All patients involved in the study had earlier undergone the Fontan operation, a procedure that redirects systemic venous blood directly to the pulmonary arteries, bypassing the heart. It is the third operation in a staged series of surgeries for single-ventricle heart defects, life-threatening conditions in which a child is born with severe underdevelopment of one of the pumping chambers of the heart.
"Despite dramatically improved early operative success achieved over the past 20 years, morbidity and mortality are still a challenge for children who have undergone a Fontan operation," said David J. Goldberg, M.D., pediatric cardiologist at The Children's Hospital of Philadelphia and primary investigator of this study. "The staged palliation does not recreate a normal two-ventricle circulation; instead the series of surgeries creates a unique physiology in which exercise capacity is dramatically diminished."
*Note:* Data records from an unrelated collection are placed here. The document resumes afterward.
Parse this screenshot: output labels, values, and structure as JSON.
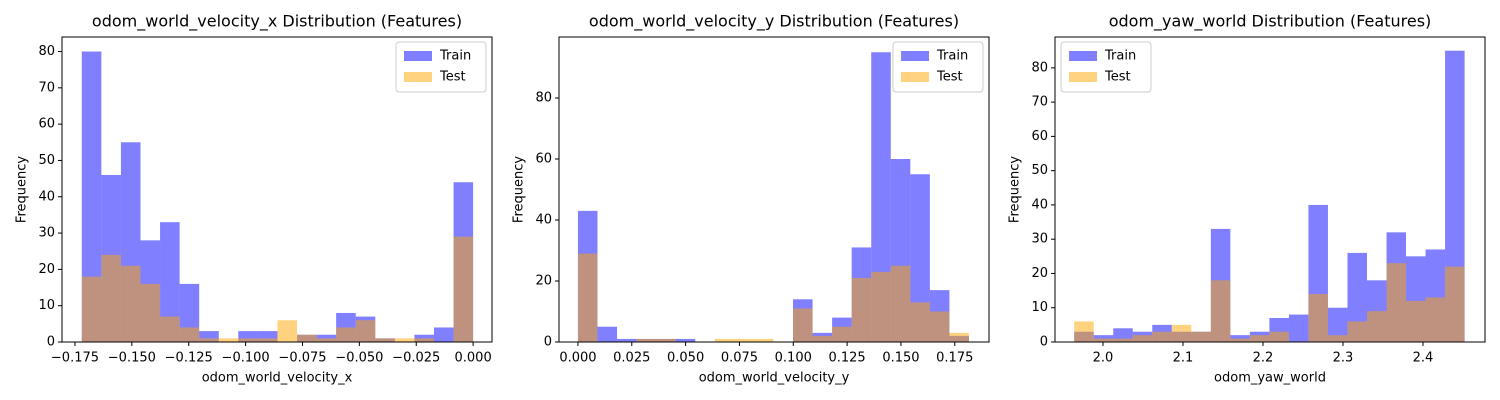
{
  "chart_data": [
    {
      "type": "histogram",
      "title": "odom_world_velocity_x Distribution (Features)",
      "xlabel": "odom_world_velocity_x",
      "ylabel": "Frequency",
      "bins": [
        -0.172,
        -0.1634,
        -0.1548,
        -0.1462,
        -0.1376,
        -0.129,
        -0.1204,
        -0.1118,
        -0.1032,
        -0.0946,
        -0.086,
        -0.0774,
        -0.0688,
        -0.0602,
        -0.0516,
        -0.043,
        -0.0344,
        -0.0258,
        -0.0172,
        -0.0086,
        0
      ],
      "series": [
        {
          "name": "Train",
          "color": "blue",
          "alpha": 0.5,
          "values": [
            80,
            46,
            55,
            28,
            33,
            16,
            3,
            0,
            3,
            3,
            0,
            2,
            2,
            8,
            7,
            1,
            0,
            2,
            4,
            44
          ]
        },
        {
          "name": "Test",
          "color": "orange",
          "alpha": 0.5,
          "values": [
            18,
            24,
            21,
            16,
            7,
            4,
            1,
            1,
            1,
            1,
            6,
            2,
            1,
            4,
            6,
            1,
            1,
            1,
            0,
            29
          ]
        }
      ],
      "xlim": [
        -0.1807,
        0.0083
      ],
      "ylim": [
        0,
        84
      ],
      "xticks": [
        {
          "value": -0.175,
          "label": "−0.175"
        },
        {
          "value": -0.15,
          "label": "−0.150"
        },
        {
          "value": -0.125,
          "label": "−0.125"
        },
        {
          "value": -0.1,
          "label": "−0.100"
        },
        {
          "value": -0.075,
          "label": "−0.075"
        },
        {
          "value": -0.05,
          "label": "−0.050"
        },
        {
          "value": -0.025,
          "label": "−0.025"
        },
        {
          "value": 0,
          "label": "0.000"
        }
      ],
      "yticks": [
        0,
        10,
        20,
        30,
        40,
        50,
        60,
        70,
        80
      ],
      "legend": "upper right"
    },
    {
      "type": "histogram",
      "title": "odom_world_velocity_y Distribution (Features)",
      "xlabel": "odom_world_velocity_y",
      "ylabel": "Frequency",
      "bins": [
        0,
        0.00908,
        0.01816,
        0.02724,
        0.03632,
        0.0454,
        0.05448,
        0.06356,
        0.07264,
        0.08172,
        0.0908,
        0.09988,
        0.10896,
        0.11804,
        0.12712,
        0.1362,
        0.14528,
        0.15436,
        0.16344,
        0.17252,
        0.1816
      ],
      "series": [
        {
          "name": "Train",
          "color": "blue",
          "alpha": 0.5,
          "values": [
            43,
            5,
            1,
            1,
            1,
            1,
            0,
            0,
            0,
            0,
            0,
            14,
            3,
            8,
            31,
            95,
            60,
            55,
            17,
            2
          ]
        },
        {
          "name": "Test",
          "color": "orange",
          "alpha": 0.5,
          "values": [
            29,
            0,
            0,
            1,
            1,
            0,
            0,
            1,
            1,
            1,
            0,
            11,
            2,
            5,
            21,
            23,
            25,
            13,
            10,
            3
          ]
        }
      ],
      "xlim": [
        -0.0088,
        0.1909
      ],
      "ylim": [
        0,
        100
      ],
      "xticks": [
        {
          "value": 0,
          "label": "0.000"
        },
        {
          "value": 0.025,
          "label": "0.025"
        },
        {
          "value": 0.05,
          "label": "0.050"
        },
        {
          "value": 0.075,
          "label": "0.075"
        },
        {
          "value": 0.1,
          "label": "0.100"
        },
        {
          "value": 0.125,
          "label": "0.125"
        },
        {
          "value": 0.15,
          "label": "0.150"
        },
        {
          "value": 0.175,
          "label": "0.175"
        }
      ],
      "yticks": [
        0,
        20,
        40,
        60,
        80
      ],
      "legend": "upper right"
    },
    {
      "type": "histogram",
      "title": "odom_yaw_world Distribution (Features)",
      "xlabel": "odom_yaw_world",
      "ylabel": "Frequency",
      "bins": [
        1.964,
        1.9884,
        2.0128,
        2.0372,
        2.0616,
        2.086,
        2.1104,
        2.1348,
        2.1592,
        2.1836,
        2.208,
        2.2324,
        2.2568,
        2.2812,
        2.3056,
        2.33,
        2.3544,
        2.3788,
        2.4032,
        2.4276,
        2.452
      ],
      "series": [
        {
          "name": "Train",
          "color": "blue",
          "alpha": 0.5,
          "values": [
            3,
            2,
            4,
            3,
            5,
            3,
            3,
            33,
            2,
            3,
            7,
            8,
            40,
            10,
            26,
            18,
            32,
            25,
            27,
            85
          ]
        },
        {
          "name": "Test",
          "color": "orange",
          "alpha": 0.5,
          "values": [
            6,
            1,
            1,
            2,
            3,
            5,
            3,
            18,
            1,
            2,
            3,
            0,
            14,
            2,
            6,
            9,
            23,
            12,
            13,
            22
          ]
        }
      ],
      "xlim": [
        1.94,
        2.4775
      ],
      "ylim": [
        0,
        89
      ],
      "xticks": [
        {
          "value": 2.0,
          "label": "2.0"
        },
        2.1,
        2.2,
        2.3,
        2.4
      ],
      "yticks": [
        0,
        10,
        20,
        30,
        40,
        50,
        60,
        70,
        80
      ],
      "legend": "upper left"
    }
  ]
}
In this study, researchers randomized 28 children and young adults who had undergone the Fontan operation an average of 11 years earlier to receive either placebo or sildenafil three times a day for 6 weeks. After a 6-week break from treatment, subjects were switched to the opposite treatment course. As a "proof-of-concept" study, the researchers selected a relatively healthy cohort of subjects without significant complications that they felt would have sufficient exercise capacity to complete the study.
The researchers found significant improvements in exercise performance during treatment with sildenafil compared to placebo. The findings included improved ventilatory efficiency and, in two subgroups of patients, an improved ability to perform moderate levels of exercise. These changes suggest an overall improvement in the physiology associated with this unique circulation.
"The enhanced exercise performance that we found in the study is exciting and may lead to an improvement in day-to-day activities for these children and young adults," Dr. Goldberg said. "However, it is important to note that while the results of this study are encouraging, more work is needed to determine whether the short-term benefit found in this study holds up over a longer period of time and whether there are any long-term side effects," he added.
"If the results from this preliminary study are validated in a larger sample over a longer period of time, it may be that this medication has the potential to improve quality of life for patients born with only one ventricle," Dr. Goldberg concluded.
Dr. Goldberg's coauthors were Michael McBride, Ph.D., Bradley Marino, M.D., Nicole Mirarchi, M.D., Brian D. Hanna, M.D., Gil Wernovsky, M.D., Stephen M. Paridon, M.D., and Jack Rychik, M.D., all from The Children's Hospital of Philadelphia; and Benjamin French, M.D., from the University of Pennsylvania School of Medicine.
Grants from The Mark H. and Blanche M. Harrington Foundation and from Big Hearts to Little Hearts provided funding for this study. Dr. Goldberg received support from the NIH T32 grant HL07915.